Haben wir nicht alle ein bisschen FOMO?

PraxisArtikel

„Verzettel dich nicht!“ „Du kannst nicht auf zwei Hochzeiten gleichzeitig tanzen“ – seien wir mal ehrlich: Wer kennt solche Sprüche nicht aus der eigenen Jugend, wenn einem die Eltern klarmachen wollten, warum man zum Beispiel besser auf die Klassenarbeit lernen und nicht auf den Fußballplatz oder zu einer Party gehen sollte. Dann loderte kurz die Panik auf, das total angesagte Event, bei dem jeder erscheinen würde, der etwas auf sich hält, zu verpassen.

Für diese Art von Angst gibt es heute einen eigenen Begriff: FOMO, Fear of missing out. Damit ist in der Regel der Drang gemeint, ständig aufs Handy schauen zu müssen – am Frühstückstisch, auf der Fahrt zur Arbeit, immer wieder während der Arbeitszeit und im Laufe des Abends, vor dem Zubettgehen, Werktags, Wochenends, im Urlaub, bei Freunden oder in der Pizzeria … Denn das „Was geht?“ und „Was ist angesagt?“ findet heute eben vor allem über Social Media statt. Egal ob es um die neusten Snapchat- oder Tiktok-Videos geht, um WhatsApp-Nachrichten von Freunden oder Posts von der Spielecommunity: Die Reize und Möglichkeiten zur Zerstreuung und Ablenkung sind für heutige Jugendliche vielfältig und als junger Mensch mit viel Tatendrang ist es nicht immer einfach, hier loszulassen. Jedoch die heutigen Formen der Selbstvergewisserung und Organisation des eigenen sozialen Lebens, finden nun einmal zu großen Teilen via Social Media statt, das ist Fakt und wird sich auch nicht ändern lassen. 

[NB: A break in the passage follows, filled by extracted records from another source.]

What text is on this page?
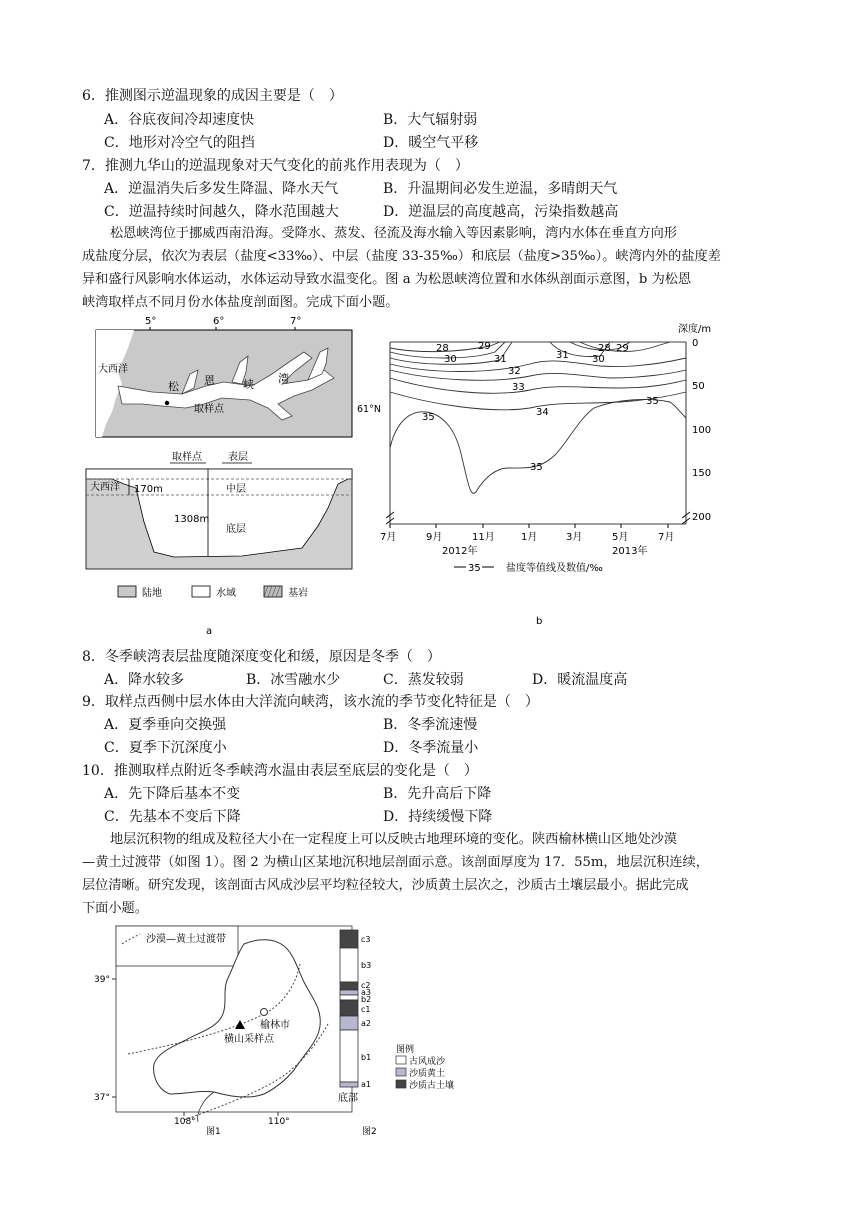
6．推测图示逆温现象的成因主要是（　）
A．谷底夜间冷却速度快	B．大气辐射弱
C．地形对冷空气的阻挡	D．暖空气平移
7．推测九华山的逆温现象对天气变化的前兆作用表现为（　）
A．逆温消失后多发生降温、降水天气	B．升温期间必发生逆温，多晴朗天气
C．逆温持续时间越久，降水范围越大	D．逆温层的高度越高，污染指数越高
松恩峡湾位于挪威西南沿海。受降水、蒸发、径流及海水输入等因素影响，湾内水体在垂直方向形
成盐度分层，依次为表层（盐度<33‰）、中层（盐度 33-35‰）和底层（盐度>35‰）。峡湾内外的盐度差
异和盛行风影响水体运动，水体运动导致水温变化。图 a 为松恩峡湾位置和水体纵剖面示意图，b 为松恩
峡湾取样点不同月份水体盐度剖面图。完成下面小题。
5°	6°	7°
大西洋
松 恩	峡 湾
取样点	61°N
取样点	表层
大西洋 170m	中层
1308m
底层
陆地	水域	基岩
a
深度/m
0
50
100
150
200
7月	9月	11月	1月	3月	5月	7月
2012年	2013年
28	29
30	31	31
28 29
30
32
33
34
35
35
35
35	盐度等值线及数值/‰
b
8．冬季峡湾表层盐度随深度变化和缓，原因是冬季（　）
A．降水较多	B．冰雪融水少	C．蒸发较弱	D．暖流温度高
9．取样点西侧中层水体由大洋流向峡湾，该水流的季节变化特征是（　）
A．夏季垂向交换强	B．冬季流速慢
C．夏季下沉深度小	D．冬季流量小
10．推测取样点附近冬季峡湾水温由表层至底层的变化是（　）
A．先下降后基本不变	B．先升高后下降
C．先基本不变后下降	D．持续缓慢下降
地层沉积物的组成及粒径大小在一定程度上可以反映古地理环境的变化。陕西榆林横山区地处沙漠
—黄土过渡带（如图 1）。图 2 为横山区某地沉积地层剖面示意。该剖面厚度为 17．55m，地层沉积连续，
层位清晰。研究发现，该剖面古风成沙层平均粒径较大，沙质黄土层次之，沙质古土壤层最小。据此完成
下面小题。
沙漠—黄土过渡带
榆林市
横山采样点
39°
37°
108°	110°
图1
c3
b3
c2
a3
b2
c1
a2
b1
a1
底部
图例
古风成沙
沙质黄土
沙质古土壤
图2
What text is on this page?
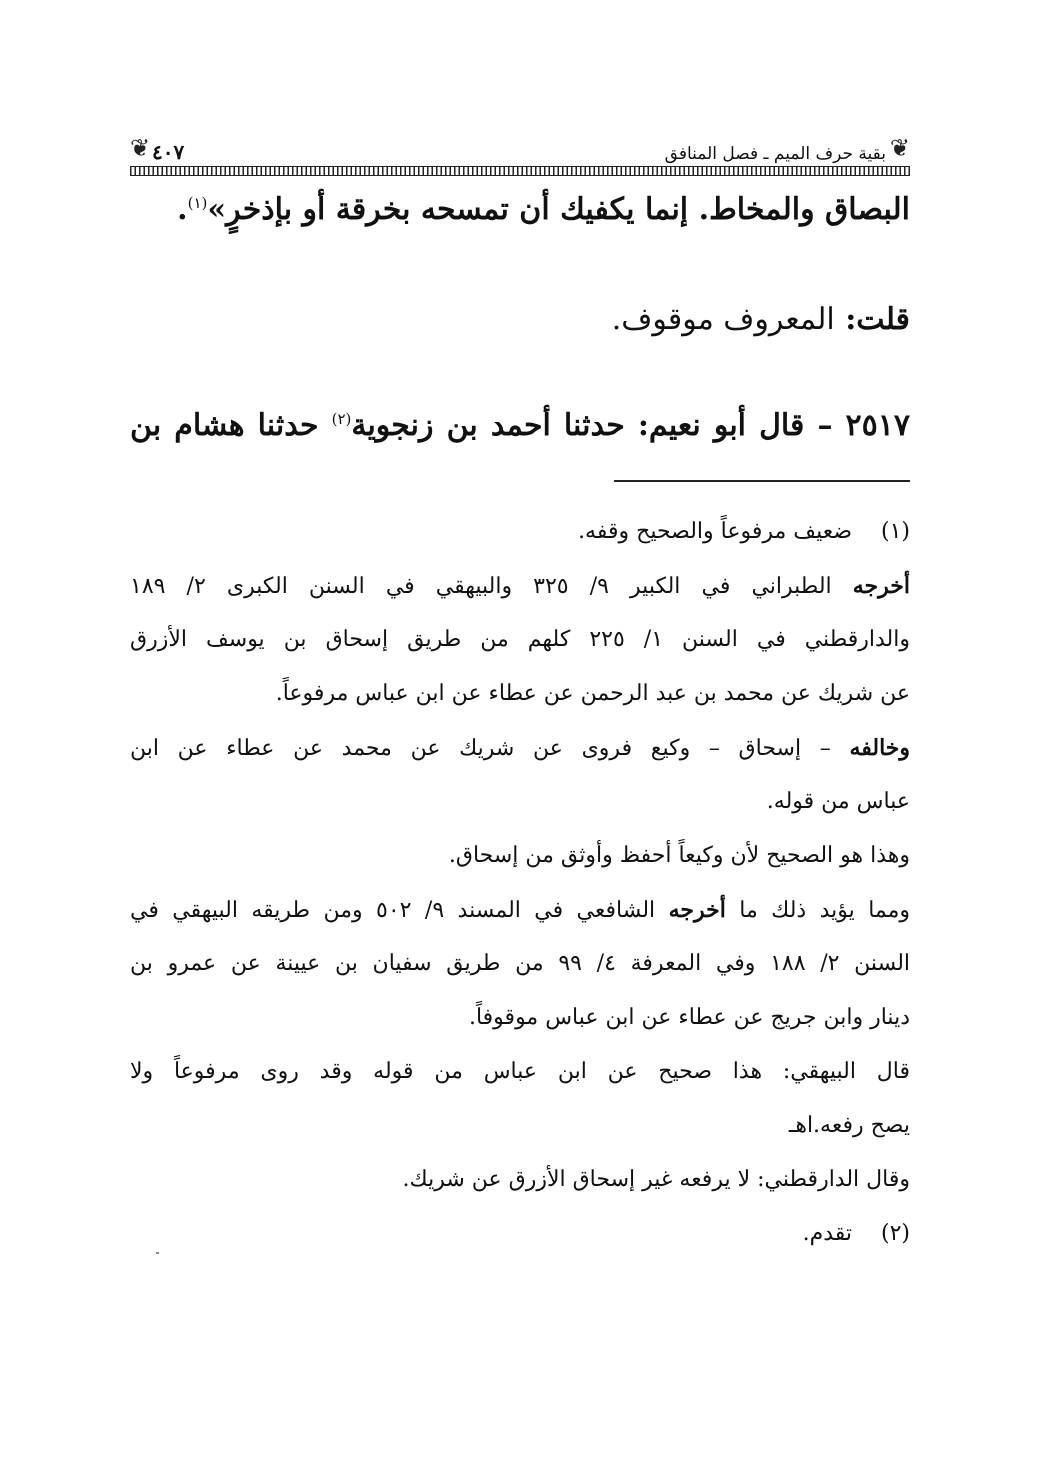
❦
بقية حرف الميم ـ فصل المنافق
٤٠٧
❦
البصاق والمخاط. إنما يكفيك أن تمسحه بخرقة أو بإذخرٍ»$^{(١)}$.
قلت: المعروف موقوف.
٢٥١٧ – قال أبو نعيم: حدثنا أحمد بن زنجوية$^{(٢)}$ حدثنا هشام بن
(١)ضعيف مرفوعاً والصحيح وقفه.
أخرجه الطبراني في الكبير ٩/ ٣٢٥ والبيهقي في السنن الكبرى ٢/ ١٨٩
والدارقطني في السنن ١/ ٢٢٥ كلهم من طريق إسحاق بن يوسف الأزرق
عن شريك عن محمد بن عبد الرحمن عن عطاء عن ابن عباس مرفوعاً.
وخالفه – إسحاق – وكيع فروى عن شريك عن محمد عن عطاء عن ابن
عباس من قوله.
وهذا هو الصحيح لأن وكيعاً أحفظ وأوثق من إسحاق.
ومما يؤيد ذلك ما أخرجه الشافعي في المسند ٩/ ٥٠٢ ومن طريقه البيهقي في
السنن ٢/ ١٨٨ وفي المعرفة ٤/ ٩٩ من طريق سفيان بن عيينة عن عمرو بن
دينار وابن جريج عن عطاء عن ابن عباس موقوفاً.
قال البيهقي: هذا صحيح عن ابن عباس من قوله وقد روى مرفوعاً ولا
يصح رفعه.اهـ
وقال الدارقطني: لا يرفعه غير إسحاق الأزرق عن شريك.
(٢)تقدم.
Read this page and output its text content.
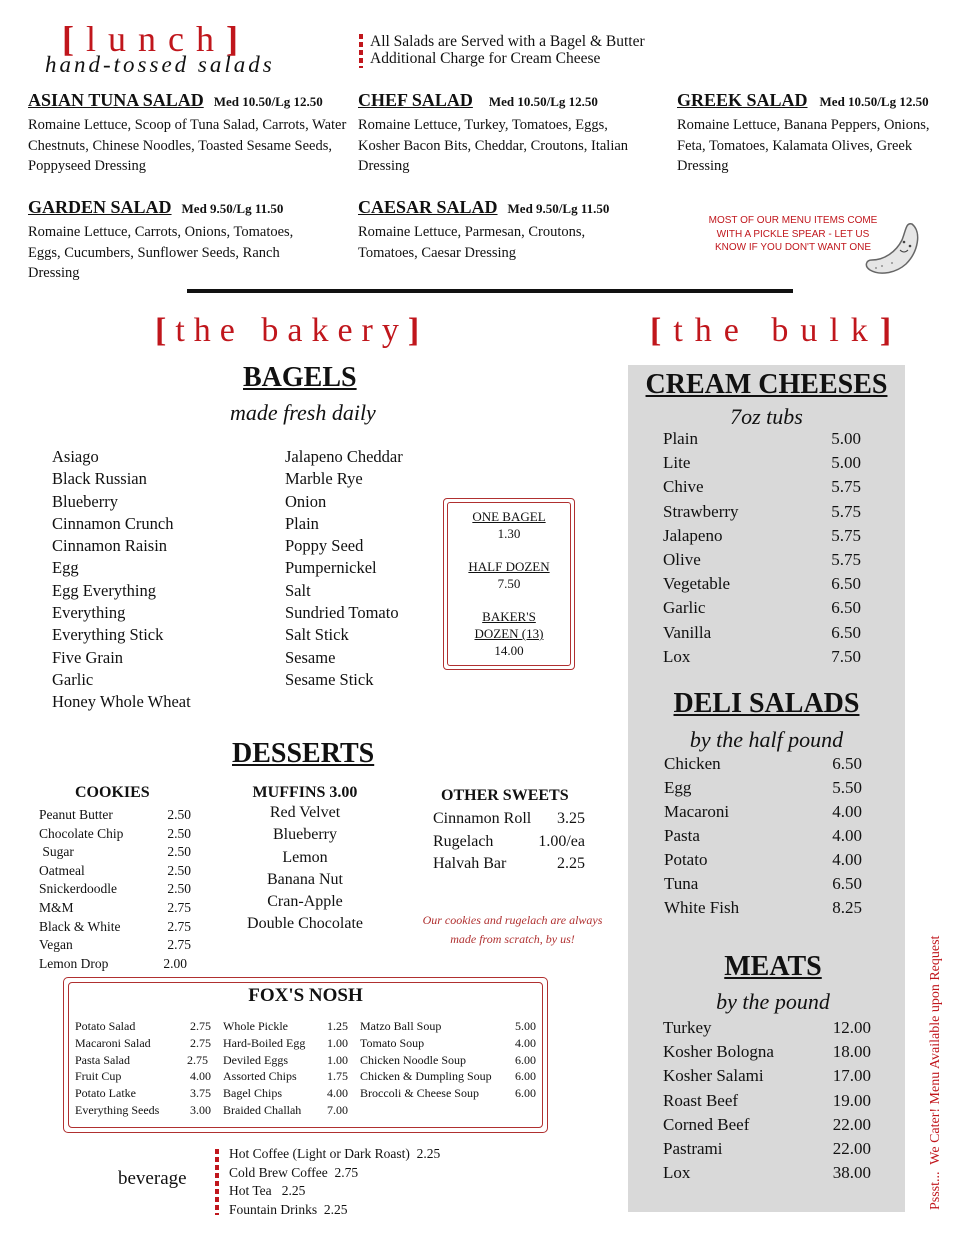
[lunch]
hand-tossed salads
All Salads are Served with a Bagel & Butter
Additional Charge for Cream Cheese
ASIAN TUNA SALAD Med 10.50/Lg 12.50
Romaine Lettuce, Scoop of Tuna Salad, Carrots, Water Chestnuts, Chinese Noodles, Toasted Sesame Seeds, Poppyseed Dressing
CHEF SALAD Med 10.50/Lg 12.50
Romaine Lettuce, Turkey, Tomatoes, Eggs, Kosher Bacon Bits, Cheddar, Croutons, Italian Dressing
GREEK SALAD Med 10.50/Lg 12.50
Romaine Lettuce, Banana Peppers, Onions, Feta, Tomatoes, Kalamata Olives, Greek Dressing
GARDEN SALAD Med 9.50/Lg 11.50
Romaine Lettuce, Carrots, Onions, Tomatoes, Eggs, Cucumbers, Sunflower Seeds, Ranch Dressing
CAESAR SALAD Med 9.50/Lg 11.50
Romaine Lettuce, Parmesan, Croutons, Tomatoes, Caesar Dressing
MOST OF OUR MENU ITEMS COME
WITH A PICKLE SPEAR - LET US
KNOW IF YOU DON'T WANT ONE
[the bakery]
BAGELS
made fresh daily
Asiago
Black Russian
Blueberry
Cinnamon Crunch
Cinnamon Raisin
Egg
Egg Everything
Everything
Everything Stick
Five Grain
Garlic
Honey Whole Wheat
Jalapeno Cheddar
Marble Rye
Onion
Plain
Poppy Seed
Pumpernickel
Salt
Sundried Tomato
Salt Stick
Sesame
Sesame Stick
ONE BAGEL
1.30
HALF DOZEN
7.50
BAKER'S
DOZEN (13)
14.00
DESSERTS
COOKIES
Peanut Butter	2.50
Chocolate Chip	2.50
Sugar	2.50
Oatmeal	2.50
Snickerdoodle	2.50
M&M	2.75
Black & White	2.75
Vegan	2.75
Lemon Drop	2.00
MUFFINS 3.00
Red Velvet
Blueberry
Lemon
Banana Nut
Cran-Apple
Double Chocolate
OTHER SWEETS
Cinnamon Roll 3.25
Rugelach	1.00/ea
Halvah Bar	2.25
Our cookies and rugelach are always
made from scratch, by us!
FOX'S NOSH
Potato Salad	2.75
Macaroni Salad	2.75
Pasta Salad	2.75
Fruit Cup	4.00
Potato Latke	3.75
Everything Seeds	3.00
Whole Pickle	1.25
Hard-Boiled Egg 1.00
Deviled Eggs	1.00
Assorted Chips	1.75
Bagel Chips	4.00
Braided Challah 7.00
Matzo Ball Soup	5.00
Tomato Soup	4.00
Chicken Noodle Soup	6.00
Chicken & Dumpling Soup 6.00
Broccoli & Cheese Soup	6.00
beverage
Hot Coffee (Light or Dark Roast)  2.25
Cold Brew Coffee  2.75
Hot Tea   2.25
Fountain Drinks  2.25
[the bulk]
CREAM CHEESES
7oz tubs
Plain	5.00
Lite	5.00
Chive	5.75
Strawberry	5.75
Jalapeno	5.75
Olive	5.75
Vegetable	6.50
Garlic	6.50
Vanilla	6.50
Lox	7.50
DELI SALADS
by the half pound
Chicken	6.50
Egg	5.50
Macaroni	4.00
Pasta	4.00
Potato	4.00
Tuna	6.50
White Fish	8.25
MEATS
by the pound
Turkey	12.00
Kosher Bologna	18.00
Kosher Salami	17.00
Roast Beef	19.00
Corned Beef	22.00
Pastrami	22.00
Lox	38.00	Pssst...  We Cater! Menu Available upon Request
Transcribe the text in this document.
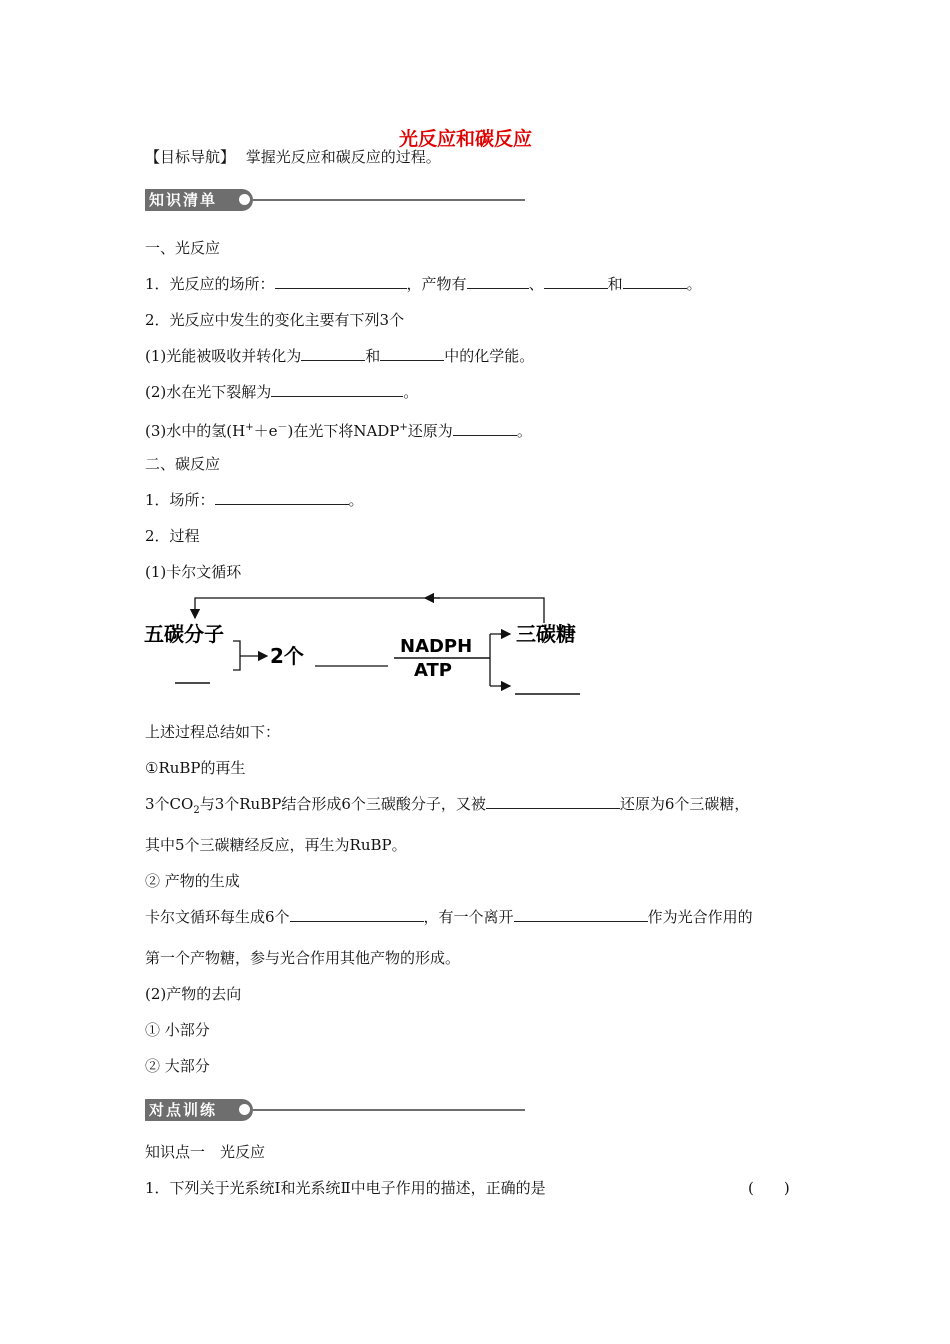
光反应和碳反应
【目标导航】 掌握光反应和碳反应的过程。
知识清单
一、光反应
1．光反应的场所：	，产物有	、	和	。
2．光反应中发生的变化主要有下列3个
(1)光能被吸收并转化为	和	中的化学能。
(2)水在光下裂解为	。
(3)水中的氢(H+＋e－)在光下将NADP+还原为	。
二、碳反应
1．场所：	。
2．过程
(1)卡尔文循环
五碳分子
2个	NADPH
ATP
三碳糖
上述过程总结如下：
①RuBP的再生
3个$CO_2$与3个RuBP结合形成6个三碳酸分子，又被	还原为6个三碳糖，
其中5个三碳糖经反应，再生为RuBP。
② 产物的生成
卡尔文循环每生成6个	，有一个离开	作为光合作用的
第一个产物糖，参与光合作用其他产物的形成。
(2)产物的去向
① 小部分
② 大部分
对点训练
知识点一　光反应
1．下列关于光系统Ⅰ和光系统Ⅱ中电子作用的描述，正确的是	(　　)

Selbstverständlich ist es für viele Ausbilderinnen und Ausbilder ärgerlich, wenn die Aufmerksamkeit und Konzentration ihrer bzw. ihres Auszubildenden nach dem Blick aufs Handy wieder einmal weg ist. Die Ausbildung wird dadurch anspruchsvoller und es erfordert immer wieder neue Energie, sich auf die Lerninhalte zu fokussieren. 

An die eigene Nase fassen

Auf der anderen Seite könnten wahrscheinlich auch viele Auszubildende ein Lied von der Ablenkung singen, wenn ihre Ausbilderinnen oder Ausbilder die Lerneinheit wieder einmal kurz unterbrechen, um im Outlook eine eingegangene E-Mail zu lesen oder selbst kurz ans Handy gehen, um eine Nachricht zu checken – vielleicht aus der gleichen Angst, eine wichtige Sache zu verpassen, nicht rechtzeitig auf eine Mitteilung zu reagieren oder für das fast ausverkaufte Konzert keine Karten mehr zu bekommen?

Etwas Nachsicht auf allen Seiten kann also nicht schaden. Wer ab und an aufs Handy schaut, muss nicht gleich eine krankhafte Handysucht haben (zu diesem Thema finden Sie vertiefende Informationen hier im Lernreich). Natürlich kann dies in Einzelfällen zutreffen, dann benötigt die oder der Auszubildende auf jeden Fall Hilfe. In den allermeisten Fällen gehört es aber wahrscheinlich einfach zur heutigen Lebensart und zu den Gepflogenheiten unserer technisierten Gesellschaft, denen sich die Erwachsenen ehrlicherweise auch nicht völlig entziehen – nur, dass sie bei sich selbst oft ein anderes Maß für das „noch verträglich“ ansetzen als bei Jugendlichen.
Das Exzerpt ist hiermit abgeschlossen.